I have a really ugly legacy database system that I need to integrate with. Essentially I'm doing some read only reporting on the system, and I don't want to set up a thousand entities representing each of the tables that I'm working on. Instead, I'd like to just define an Entity for each of the report-types that I generate (essentially a union of a bunch of columns from different tables), and then let hibernate map from the nasty (many joined, many unioned) sql query to a list of such entities.
The question is: can I create an entity that doesn't have an underlying table, and use a sql statement to populate a list of said entities?
Thanks!
Not with Hibernate. It requires a primary key.
Of-course if you use it only for querying purpose then it should be fine.
More precisely, a JPA entity must have some Id defined. But a JPA Id does not necessarily have to be mapped on the table primary key (and JPA can somehow deal with a table without a primary key or unique constraint).
Entity means the class which you will use in your program and Table means the actual Database table that you will access through your program. Hibernate being an ORM requires you to declare the relationship between the tables and the classes mapping to them.
We do that sort of thing all the time - and here is how we do it:
Define a simple bean-like object to represent each row of output in your report:
public class CityStateRevenueReport {
private String mId;
private String mState;
private String mCity;
private Double mRevenue;
public String getId() { return mId; }
public void setId(String i) { mId = i; }
public String getState() { return mState; }
public void setState(String s) { mState = s; }
public String getCity() { return mCity; }
public void setCity(String c) { mCity = c; }
public Double getReveneue() { return mRevenue; }
public void setRevneue(Double d) { mRevenue = d; }
}
Define a hibernate mapping file, CityStateRevneueReport.hbm.xml:
<?xml version="1.0" ?>
<!DOCTYPE hibernate-mapping PUBLIC "-//Hibernate/Hibernate Mapping DTD 3.0//EN" "http://hibernate.sourceforge.net/hibernate-mapping-3.0.dtd">
<hibernate-mapping>
<class entity-name="CityStateRevenueReport">
<id name="Id" type="java.lang.String" column="report_id">
<generator class="sequence" />
</id>
<property name="city" type="string" column="city" />
<property name="state" type="string" column="state" />
<property name="revenue" type="double" column="revenue" />
</class>
<sql-query name="runReport">
<![CDATA[
SELECT {r.*} FROM
(select some_id_value as report_id,
state_abbreviation as state,
city_name as city,
dollar_amount as revenue
from -- tables, joins, other SQL insanity
) r
]]>
<return alias="r" class="CityStateRevenueReport" />
</sql-query>
</hibernate-mapping>
Then run the query and populate instances:
public List<CityStateRevenueReport> runReport() {
List<CityStateRevenueReport> reports =
new ArrayList<CityStateRevenueReport>();
List<HashMap> maps = session.getNamedQuery("runReport").list()

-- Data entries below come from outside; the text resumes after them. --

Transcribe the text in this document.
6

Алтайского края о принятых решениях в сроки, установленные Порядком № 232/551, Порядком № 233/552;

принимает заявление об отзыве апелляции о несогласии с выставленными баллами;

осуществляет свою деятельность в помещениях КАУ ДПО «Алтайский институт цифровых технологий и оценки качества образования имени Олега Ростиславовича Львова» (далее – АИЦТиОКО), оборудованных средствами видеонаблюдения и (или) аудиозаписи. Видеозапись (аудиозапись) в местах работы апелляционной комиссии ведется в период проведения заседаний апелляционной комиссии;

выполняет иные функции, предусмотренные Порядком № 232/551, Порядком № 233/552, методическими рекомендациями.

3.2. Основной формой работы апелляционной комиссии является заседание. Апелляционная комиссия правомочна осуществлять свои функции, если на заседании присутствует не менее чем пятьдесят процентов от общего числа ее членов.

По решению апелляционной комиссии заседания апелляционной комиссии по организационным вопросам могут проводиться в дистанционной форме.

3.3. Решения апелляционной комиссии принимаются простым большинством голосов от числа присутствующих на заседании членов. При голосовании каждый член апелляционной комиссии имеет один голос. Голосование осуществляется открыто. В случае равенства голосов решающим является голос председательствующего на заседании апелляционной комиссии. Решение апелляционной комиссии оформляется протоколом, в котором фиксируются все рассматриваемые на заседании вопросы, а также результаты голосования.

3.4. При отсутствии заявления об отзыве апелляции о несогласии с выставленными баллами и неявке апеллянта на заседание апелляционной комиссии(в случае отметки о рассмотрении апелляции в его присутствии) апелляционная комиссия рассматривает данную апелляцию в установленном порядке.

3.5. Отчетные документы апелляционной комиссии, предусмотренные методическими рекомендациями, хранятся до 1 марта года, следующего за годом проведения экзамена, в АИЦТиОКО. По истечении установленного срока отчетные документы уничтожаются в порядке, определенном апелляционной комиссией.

for ( HashMap map : results ) {
CityStateRevenueReport report = new CityStateRevenueReport();
report.setState(map.get("state"));
report.setCity(map.get("city"));
report.setRevenue(Double.parseDouble(map.get("revenue"));
reports.add(report);
}
return reports;
}
Use an Entity query:
http://docs.jboss.org/hibernate/core/3.3/reference/en/html/querysql.html#d0e13696
sess.createSQLQuery("SELECT ID, NAME, BIRTHDATE FROM CATS").addEntity(Cat.class);
Or create a view in the database and map against that.
Here's a longer tutorial using addEntity:
http://timezra.blogspot.com/2009/05/mapping-hibernate-entities-to-views.html
private Collection<AuthorAggregate> findByFirstName() {
return sessionFactory.getCurrentSession() //
.createSQLQuery(AUTHORS_BY_FIRST_NAME) //
.addEntity(AuthorAggregate.class) //
.list();
}
If you're free to choose hibernate or not, I suggest you take a look at Spring JDBC. it's lighter than hibernate and does the job right. With your requirements it will suit nicely into the picture.